On one hand, Lyle came into her life like an unlikely ray of sunshine. Everything was brighter with him around. And he liked her back, she knew he did. So far, all the good stuff.
But there was a darker side.
Lyle wasn’t just some alien; he was a Rix alien. That alone would set mama’s alarms off. And the way he turned up at her house, with little explanation…
Cricket knew she should be careful. She had no idea where Lyle was and what he was doing, and why. Perhaps his transport made it to Meeus and he left. As he should do, and as he sooner or later would. He never promised her a thing… but his eyes, when he took her in right before quitting the rider, were deep and possessive.
Frustrated with herself for wanting to read so much into nothing, Cricket resolved to include Lyle in her letter to mama and be brief and impersonal, describing their encounter at the symposium like a small and passing adventure. That was all there was. That was all there should be.
But life was a bitch, and she had no control over jerking into a sitting position in bed every time Hipper made a noise in the deep of the night, her heart tripping in hope, anxious to know what had set the critter off.
Why is this happening to me? Why him?She desperately wished for the yearning to pass. But every time she forgot she didn't want to want him, she could smell him, feel the touchof his hand on her back and the substantial bulk of his body underneath hers as she curled up in his lap…

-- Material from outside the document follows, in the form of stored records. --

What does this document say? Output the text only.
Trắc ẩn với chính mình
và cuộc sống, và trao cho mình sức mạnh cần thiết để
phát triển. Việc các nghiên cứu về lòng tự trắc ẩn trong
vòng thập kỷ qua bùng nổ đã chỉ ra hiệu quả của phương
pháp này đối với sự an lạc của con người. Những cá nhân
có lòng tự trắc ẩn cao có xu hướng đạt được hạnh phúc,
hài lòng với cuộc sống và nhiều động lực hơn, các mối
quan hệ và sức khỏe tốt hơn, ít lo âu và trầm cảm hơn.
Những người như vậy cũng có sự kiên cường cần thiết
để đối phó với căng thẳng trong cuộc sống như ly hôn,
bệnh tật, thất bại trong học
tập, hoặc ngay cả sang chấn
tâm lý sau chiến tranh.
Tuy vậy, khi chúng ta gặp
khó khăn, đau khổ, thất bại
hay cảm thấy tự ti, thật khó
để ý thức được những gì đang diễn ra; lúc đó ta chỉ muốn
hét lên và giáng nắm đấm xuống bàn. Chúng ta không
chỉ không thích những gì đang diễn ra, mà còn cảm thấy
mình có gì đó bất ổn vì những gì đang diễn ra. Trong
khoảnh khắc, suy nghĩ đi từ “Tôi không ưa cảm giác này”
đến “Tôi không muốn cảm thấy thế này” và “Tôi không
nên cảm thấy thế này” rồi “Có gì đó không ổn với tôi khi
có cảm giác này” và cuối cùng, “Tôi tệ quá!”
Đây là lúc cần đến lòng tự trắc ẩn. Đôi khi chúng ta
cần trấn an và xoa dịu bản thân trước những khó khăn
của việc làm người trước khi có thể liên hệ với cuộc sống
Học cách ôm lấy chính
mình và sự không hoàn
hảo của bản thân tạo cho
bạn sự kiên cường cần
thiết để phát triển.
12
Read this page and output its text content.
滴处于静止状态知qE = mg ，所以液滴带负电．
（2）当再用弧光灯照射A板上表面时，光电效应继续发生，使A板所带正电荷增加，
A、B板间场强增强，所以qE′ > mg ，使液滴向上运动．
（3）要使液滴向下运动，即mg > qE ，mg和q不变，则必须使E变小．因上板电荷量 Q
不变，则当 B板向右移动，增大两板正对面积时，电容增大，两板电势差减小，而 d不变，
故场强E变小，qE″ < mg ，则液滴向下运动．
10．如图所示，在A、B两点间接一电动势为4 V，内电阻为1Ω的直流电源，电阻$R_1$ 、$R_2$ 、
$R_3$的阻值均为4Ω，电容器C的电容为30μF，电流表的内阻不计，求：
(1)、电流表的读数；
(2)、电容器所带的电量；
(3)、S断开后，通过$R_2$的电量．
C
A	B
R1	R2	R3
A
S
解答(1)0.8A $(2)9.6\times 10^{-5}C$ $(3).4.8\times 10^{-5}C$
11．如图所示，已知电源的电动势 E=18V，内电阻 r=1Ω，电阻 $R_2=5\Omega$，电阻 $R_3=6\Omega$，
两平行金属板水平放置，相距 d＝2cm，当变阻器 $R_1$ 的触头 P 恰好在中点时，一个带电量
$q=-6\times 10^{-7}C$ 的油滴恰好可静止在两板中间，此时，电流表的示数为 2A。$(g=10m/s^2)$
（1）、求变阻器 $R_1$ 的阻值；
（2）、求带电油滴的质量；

The hospital management, made aware of Kim’s continued absenteeism, tried unsuccessfully to reach her before the case was reported to the authorities.
No one had heard from Kim. She hadn’t picked up her groceries or paid her bills, and neighbors at her place on the outskirts of a remote village reported no recent sightings of her. The peacekeepers made a trip to her residence and had nothing to show for it except for having nearly gotten their toes snapped off by a booby trap fashioned out of razor blades and a fishing wire.
Cricket obtained this information by way of Yanet who unabashedly eavesdropped upstairs and then ran around the hospital, flapping her gums.
“Here she is,” Terrance remarked, going cross-eyes at the sight of Yanet’s undulating chest that had just come into view, no doubt bearing another piece of gossip.